Gentilezza, grazia e libertà. A un certo punto in Ternitti emerge un senso della libertà, ovvero quello del poter restare nei propri luoghi.

"Sicuramente, un Paese è libero quando uno è libero di poter restare nella sua terra. In questi anni ho seguito i flussi migratori, è il senso dello studio che ho pubblicato in un reportage narrativo. La mia generazione è largamente emigrata, siamo tornati ai flussi degli anni Sessanta. Oggi sembra che si sia ripreso ad emigrare, vanno via persone qulificate che non hanno la possibilità di fare nella propria terra quello per cui hanno studiato. Fa impressione. Io non mi reputo un emigrante perché vivere tra Roma e Milano non è la stessa cosa che vivere lontanissimo, anche se c'è un verso di De Angelis che dice "Basta scendere dal letto per sentirsi emigranti". Però il fatto di essere fuori, essere lontano ti fa sembrare la Puglia come il posto più bello del mondo, poi quando torni anche se i posti si sono imbruttiti riesci a trasfigurarli, è una carta che ho giocato spesso nella scrittura. Lo diceva Kafka di Praga: questa città se vai via ti lascia artigliato."

Intanto sono in corso le riprese del film tratto dal tuo "Il paese delle spose infelici", la vivi da spettatore o ci sei dentro?

"All'inizio ho fatto un pò il superiore, non ho partecipato alla sceneggiatura, ho detto non mi interessa ma ho resistito poco, ero troppo curioso e sono corso sul set a conoscere gli interpreti. E' stato un poco traumatico, mi ha fatto impressione vedere il mio alter ego. E' come se tu vedi qualcosa di tuo che non c'è più, dopo tanti anni."

Il Desiati lettore che lettore è? Quando leggere diventa un mestiere come si vive questo piacere?

"E' un esercizio distinguere, ma anche la lettura professionale può essere una lettura di piacere. Cerco di mantenere questi due mondi distinti, a uno affido le ore migliori della mia vita, l'alba e la sera. E all'altro dedico le ore più operative, che trascorro nel mio ufficio a leggere manoscritti."

Hai letto qualcuno dei libri presentati allo Strega?
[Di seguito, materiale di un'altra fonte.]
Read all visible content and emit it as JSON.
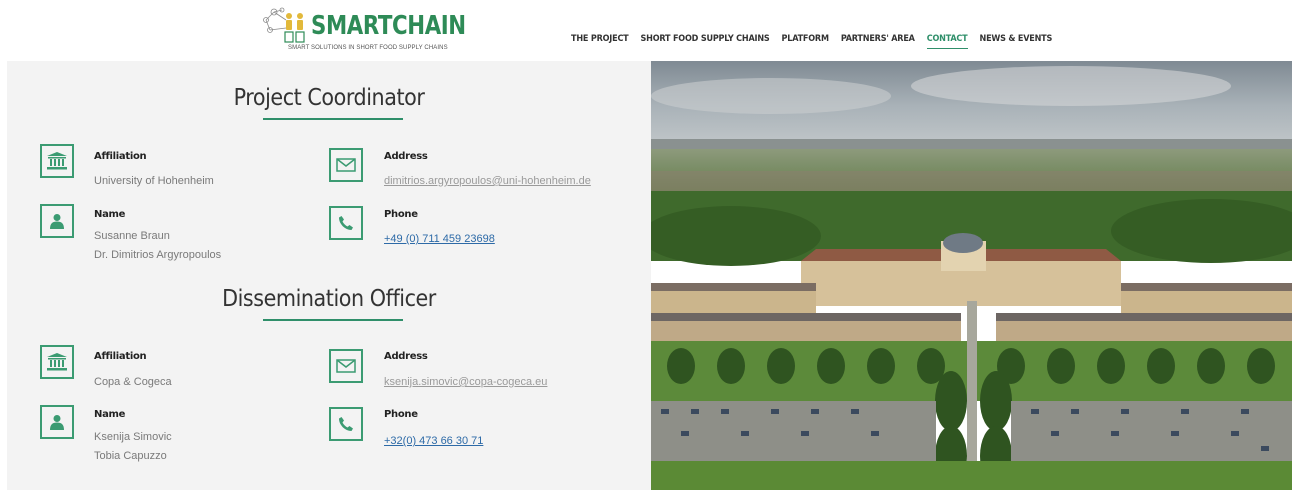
{
  "header": {
    "logo_text": "SMARTCHAIN",
    "logo_tagline": "SMART SOLUTIONS IN SHORT FOOD SUPPLY CHAINS",
    "nav": [
      {
        "label": "THE PROJECT",
        "active": false
      },
      {
        "label": "SHORT FOOD SUPPLY CHAINS",
        "active": false
      },
      {
        "label": "PLATFORM",
        "active": false
      },
      {
        "label": "PARTNERS' AREA",
        "active": false
      },
      {
        "label": "CONTACT",
        "active": true
      },
      {
        "label": "NEWS & EVENTS",
        "active": false
      }
    ]
  },
  "coordinator": {
    "title": "Project Coordinator",
    "affiliation_label": "Affiliation",
    "affiliation_value": "University of Hohenheim",
    "name_label": "Name",
    "name_1": "Susanne Braun",
    "name_2": "Dr. Dimitrios Argyropoulos",
    "address_label": "Address",
    "address_value": "dimitrios.argyropoulos@uni-hohenheim.de",
    "phone_label": "Phone",
    "phone_value": "+49 (0) 711 459 23698"
  },
  "dissemination": {
    "title": "Dissemination Officer",
    "affiliation_label": "Affiliation",
    "affiliation_value": "Copa & Cogeca",
    "name_label": "Name",
    "name_1": "Ksenija Simovic",
    "name_2": "Tobia Capuzzo",
    "address_label": "Address",
    "address_value": "ksenija.simovic@copa-cogeca.eu",
    "phone_label": "Phone",
    "phone_value": "+32(0) 473 66 30 71"
  },
  "colors": {
    "accent": "#2f8f6a",
    "link": "#2d6aa7"
  },
  "icons": {
    "affiliation": "building-icon",
    "name": "person-icon",
    "address": "envelope-icon",
    "phone": "phone-icon"
  }
}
"Sì, "Storia della mia gente" di Edoardo Nesi (Bompiani), credo che sia un bel libro, è un reportage, ti racconta anche come questo Paese sta cambiando, Nesi è uno scrittore che ammiro molto. C'è il libro di Severini, "A cosa servono gli amori infelici" (Playground) che considero un maestro, uno scrittore marchigiano che pubblica sempre con piccoli editori, per scelta, è una bella consacrazione per lui ed è un onore per me stare accanto ad autori come questi."

Facciamo quel vecchio gioco usurato, sei all'inferno e puoi leggere soltanto un libro, quale? E il tuo Virgilio, potendo scegliere, chi sarebbe?

"Eh, qui tutti rispondono La Bibbia. Però penso di portarmi dietro i diari di Kafka perché lui lo conosceva bene l'inferno quindi potrei scoprire qualche trucco per cavarmela meglio. Il mio Virgilio sarebbe il buon Bohumil Hrabal, lo scrittore praghese che passava le ore migliori della sua vita nelle bettole di Praga ad ascoltare le storie dei vari personaggi. Sì, sarebbe proprio adatto."